My Story

Andrew and Jackie's story of kidney failure

It was a bleak day in May 2012 when our world started to collapse as we were told that Jackie had progressed from chronic kidney disease to end stage renal failure. The outcomes aren’t great with a much shortened life expectancy with complications increasing as the disease progresses. Married 23 years with 2 children, much to live for but with a big question mark over our lives together, moments like this really focus the mind as to priorities. As a family we did close in, pull together, our son instantly volunteered but was refused as he was too young.

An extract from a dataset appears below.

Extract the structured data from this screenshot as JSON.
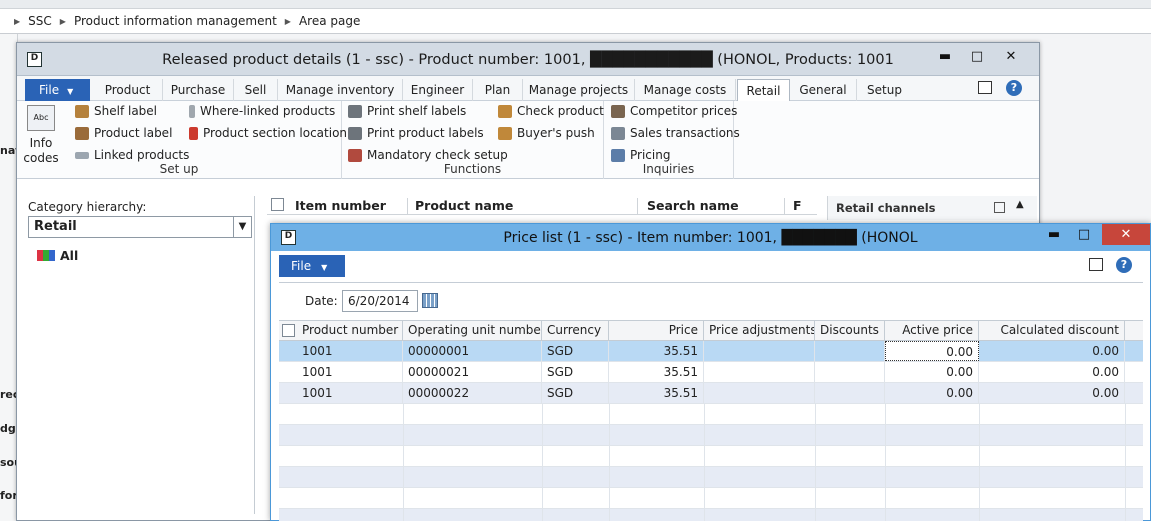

Jackie took the bad news really well that day, she was a little tearful when the young doctor told us that her kidney function had now gone and while the shock set in and the senior doctors assembled, there was a barrage of questions about her diet and lifestyle. All that seemed irrelevant to me; I had watched Jackie deteriorate over the last 12 months. In an almost out of body experience I listened to them ask about what she ate, appetite issues and discovered the reason she suffered breath issues was because ammonia was being released into her saliva leading to bad breath. They explained her blood markers were seriously high and that it was unsurprising that her appetite for meat was zero as her creatinine levels were close to 1000; they should have be about 90 in a normal person. The saving grace was our consultant; dissatisfied with the care from our local trust he instantly referred us 25 miles down the road where he also practiced.

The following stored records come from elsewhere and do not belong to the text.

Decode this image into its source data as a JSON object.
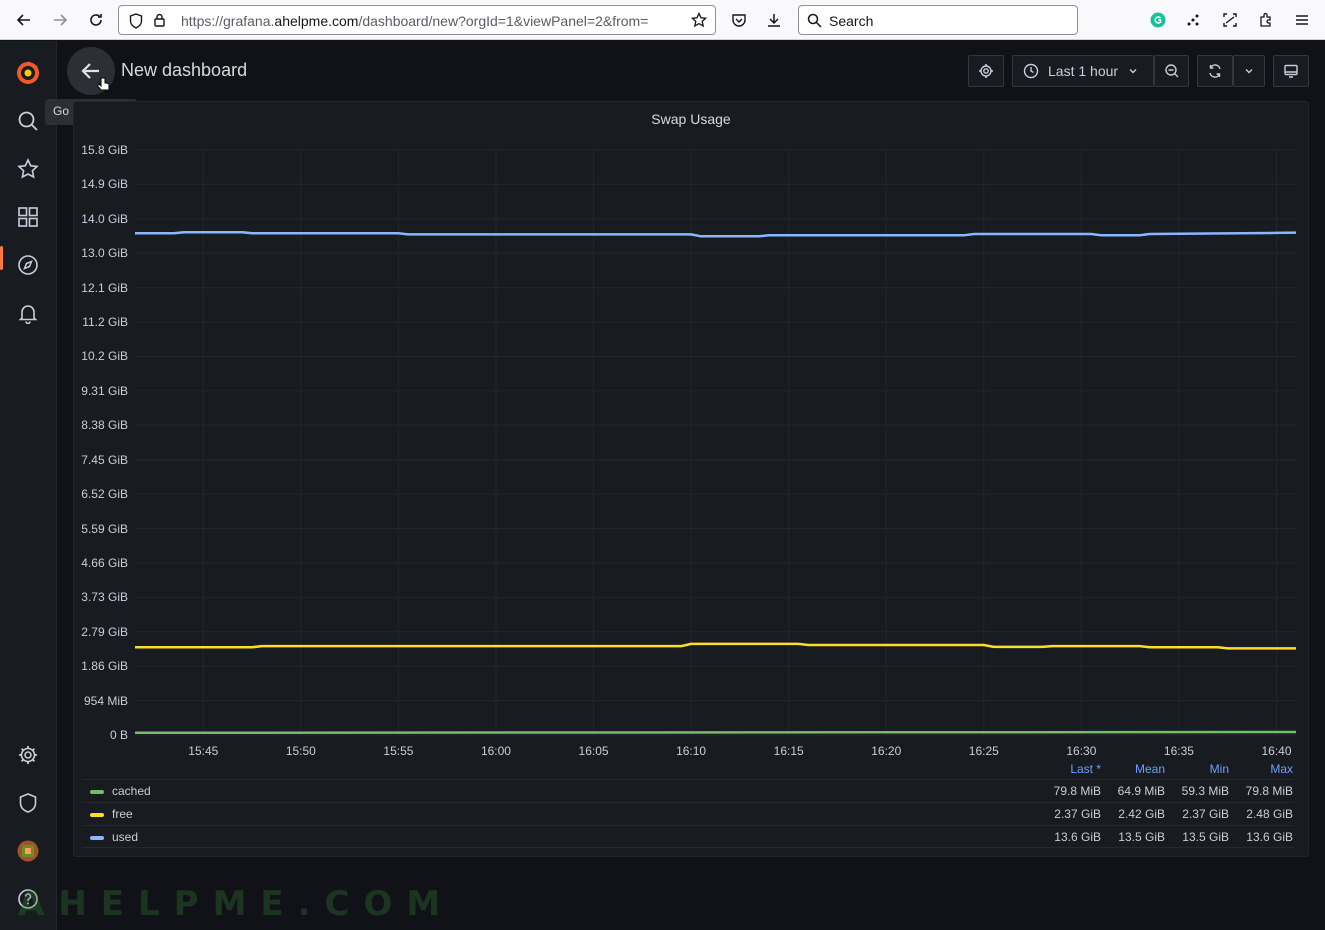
{
  "browser": {
    "url_prefix": "https://grafana.",
    "url_domain": "ahelpme.com",
    "url_suffix": "/dashboard/new?orgId=1&viewPanel=2&from=",
    "search_placeholder": "Search"
  },
  "header": {
    "title": "New dashboard",
    "tooltip": "Go back (Esc)",
    "time_range": "Last 1 hour"
  },
  "panel": {
    "title": "Swap Usage"
  },
  "legend": {
    "headers": [
      "Last *",
      "Mean",
      "Min",
      "Max"
    ],
    "rows": [
      {
        "name": "cached",
        "color": "#73bf69",
        "last": "79.8 MiB",
        "mean": "64.9 MiB",
        "min": "59.3 MiB",
        "max": "79.8 MiB"
      },
      {
        "name": "free",
        "color": "#fade2a",
        "last": "2.37 GiB",
        "mean": "2.42 GiB",
        "min": "2.37 GiB",
        "max": "2.48 GiB"
      },
      {
        "name": "used",
        "color": "#8ab8ff",
        "last": "13.6 GiB",
        "mean": "13.5 GiB",
        "min": "13.5 GiB",
        "max": "13.6 GiB"
      }
    ]
  },
  "chart_data": {
    "type": "line",
    "title": "Swap Usage",
    "y_ticks": [
      "15.8 GiB",
      "14.9 GiB",
      "14.0 GiB",
      "13.0 GiB",
      "12.1 GiB",
      "11.2 GiB",
      "10.2 GiB",
      "9.31 GiB",
      "8.38 GiB",
      "7.45 GiB",
      "6.52 GiB",
      "5.59 GiB",
      "4.66 GiB",
      "3.73 GiB",
      "2.79 GiB",
      "1.86 GiB",
      "954 MiB",
      "0 B"
    ],
    "ylim_gib": [
      0,
      15.8
    ],
    "x_ticks": [
      "15:45",
      "15:50",
      "15:55",
      "16:00",
      "16:05",
      "16:10",
      "16:15",
      "16:20",
      "16:25",
      "16:30",
      "16:35",
      "16:40"
    ],
    "x_minutes": [
      45,
      50,
      55,
      60,
      65,
      70,
      75,
      80,
      85,
      90,
      95,
      100
    ],
    "xlim_minutes": [
      41.5,
      101
    ],
    "grid": true,
    "series": [
      {
        "name": "used",
        "color": "#8ab8ff",
        "x": [
          41.5,
          43.5,
          44,
          47,
          47.5,
          55,
          55.5,
          67,
          70,
          70.5,
          73.5,
          74,
          84,
          84.5,
          90.5,
          91,
          93,
          93.5,
          100,
          101
        ],
        "y": [
          13.55,
          13.55,
          13.58,
          13.58,
          13.55,
          13.55,
          13.52,
          13.52,
          13.52,
          13.47,
          13.47,
          13.5,
          13.5,
          13.53,
          13.53,
          13.5,
          13.5,
          13.53,
          13.56,
          13.57
        ]
      },
      {
        "name": "free",
        "color": "#fade2a",
        "x": [
          41.5,
          47.5,
          48,
          69.5,
          70,
          75.5,
          76,
          85,
          85.5,
          88,
          88.5,
          93,
          93.5,
          97,
          97.5,
          101
        ],
        "y": [
          2.37,
          2.37,
          2.4,
          2.4,
          2.46,
          2.46,
          2.43,
          2.43,
          2.38,
          2.38,
          2.4,
          2.4,
          2.37,
          2.37,
          2.34,
          2.34
        ]
      },
      {
        "name": "cached",
        "color": "#73bf69",
        "x": [
          41.5,
          101
        ],
        "y": [
          0.06,
          0.08
        ]
      }
    ]
  }
}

The issue was that 12 months prior to this he had told us that he needed to see us every 3 months as there were some changes and Jackie need more intensive monitoring. From the September that year she had religiously presented herself at outpatients to be told that our Dr was booked up and that if he needed to see her we would be notified. It took 9 months and a rather snotty email to the dear Dr for them to react and get us an appointment within 24 hours of contact. I don’t blame him but I do blame the local NHS Trust in deleting us from the system (together with 19K other chronically ill patients). You would have thought that at some stage someone would have mailed the department and done a name check……

Anyway, there we were eGFR (estimated glomerular filtration rate) of 5 diagnosed at end stage renal failure. In the lighter moments we joked about funeral plans and the fact that she wouldn’t make the age of 50. It’s hard to build in tracks from Grease (such as you’re the one that I want) when you don’t want to think about losing the one you love so much. The new hospital really moved mountains and we were at clinic every few days from the start, learning more about Jack’s condition, kidney function and what was going to happen over the coming weeks and months. The pre-dialysis team came home to talk us, to reassure us that they would do anything to help manage our problems and to talk through the options open to us. Jackie was in urgent need of dialysis to filter out the toxins building up in her blood every day. We had 3 options, CAPD (continuous ambulatory peritoneal dialysis) where Jack would have to fill her peritoneum 4 times a day with 2 litres of fluid, the idea is that the toxins pass from the body to the fluid through the peritoneum; this sits in the body for a period of time and is then drained out. The other option is APD (automated peritoneal dialysis) this takes place overnight where a machine by the bed fills and drains the peritoneum at pre-set times, normally 7-9 times per night, leaving the day free to live normally. Finally there was Haemodialysis, where the machine does this directly through the blood.

Jackie works for the Blood and Transplant Authority so is NHS, she loves her job and even though she was seriously ill, she had no plans to stop working so we needed a system which allowed for that. We went with a home option of APD and waited for the letter from the hospital for the Tenchkof catheter to be fitted, within a few weeks Jack went in and had the catheter fitted, under local anaesthetic; in and out in a day. She was coping with this really well and demonstrating a remarkably strong character. When the first prescription was delivered in July 2012, we were gobsmacked. The arrival was the size of a small car; thank goodness we had a double garage to swallow the sheer size of the delivery….and this was to come every month!

Our dialysis nurse came round to show Jack how to plumb into the system and off started the next step in our journey, she started on the 1st weekend of August 2012 with 10 Litres passing through her every night, the machine gurgled and burped its way through every night and we probably didn’t sleep for a month, we looked at each other, ignored each other or chatted through the night for the first month. As in any condition we started to sleep through and eventually adapted to the new way of life. Jack took to dialysis like a duck to water; the only limiting factor was being in bed at 10:30 so that the programme completed by 7am. 4 months had passed by now and I could see a change in Jackie, she was starting to feel better, her energy levels improved and the anaemia improved as she started on EPO as her kidneys had stopped producing and she did suffer breathlessness due to the anaemic status. Jackie dialysed for almost 12 months to the day of the transplant. We entered the live donor programme in July of 2012 with 3 potential live donors, me, the husband, a good friend of mine and his wife; this was the hardest thing that I faced as there were no family members that even wanted to talk about it. I have to respect my in laws but would have really appreciated the conversation on why they couldn’t donate to their sister, so, with 3 of us in the frame, we started the screening process.

The first steps were lots of blood tests to look who was the best match. Of the 3, I wasn’t the best but the most local and as we had been married for a long time and had 2 children, there was the view that if Jackie was going to build immunity to me, she would have done it by now. There was another donor, James who was better, but 250 miles away and probably 12 months away from completion of the tests.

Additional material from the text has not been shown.